Die umstrittene Aut-Idem-Regelung, mit der Bundesgesundheitsministerin Schmidt die gestiegenen Arzneimittelausgaben der Gesetzlichen Krankenkassen zügeln wollte, beginnt Wirkung zu zeigen. Danach soll der Apotheker ein wirkstoffgleiches günstigeres Mittel als das vom Arzt verordnete verkaufen dürfen. Wenige Monate, nachdem das Gesetz in Kraft getreten ist, hat Aventis jetzt als erster Pharmakonzern angekündigt, die Preise von vier Medikamenten herabzusetzen. Andere Konzerne dürften bald folgen. Ihnen bleibt gar keine andere Wahl, wenn sie in den Apotheken weiter gegen die billige Nachahmerkonkurrenz bestehen wollen.

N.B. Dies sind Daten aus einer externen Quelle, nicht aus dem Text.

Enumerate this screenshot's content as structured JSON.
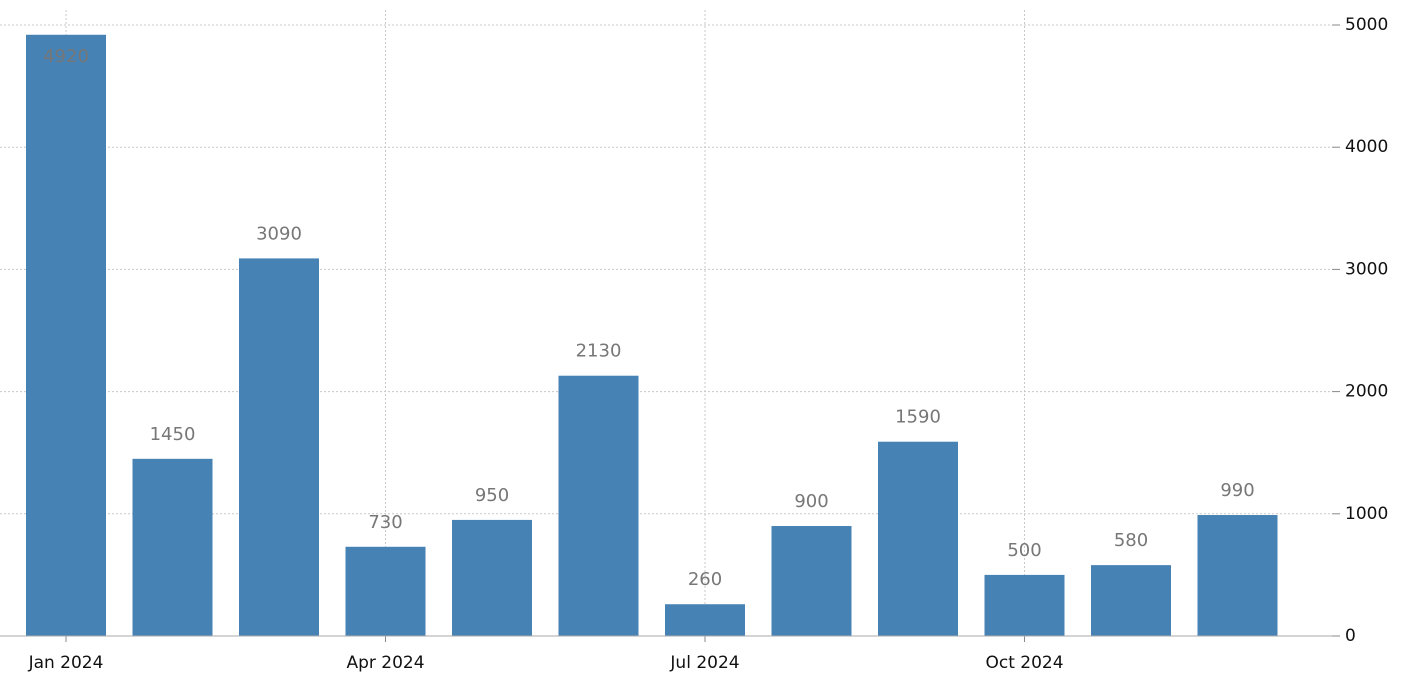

Die ansonsten wenig erfolgreiche Gesundheitsministerin hat erreicht, was sie wollte: Sie hat eine Kostenspirale nach unten in Gang gesetzt. Das ist gut für die Kassen, die künftig weniger Geld für Arzneimittel ausgeben müssen. Und auch gut für das Portemonnaie der Verbraucher, die damit vor einer erneuten flächendeckenden Anhebung ihrer Kassenbeiträge vorerst herumkommen dürften. Die Pharmakonzerne dagegen stellen sich auf eine neue Fusionswelle ein. Die war zwar ohnehin voraussehbar, wird jetzt aber durch die Politik beschleunigt. Denn die Branche hatte es in der Vergangenheit versäumt, neue umsatzstarke Arzneien auf den Markt zu bringen. Und steht jetzt durch Patentabläufe vieler Originalmedikamente unter großem Druck von Seiten der Generikahersteller. Um ihre bislang hohen Gewinnspannen zu halten, bleibt ihr nichts anderes übrig, als bei den Kosten zu sparen, die vor allem in Vertrieb und Marketing entstehen. Das wird den Trend zu Fusionen weiter beschleunigen. Davon profitiert - jedenfalls in Deutschland - der Verbraucher.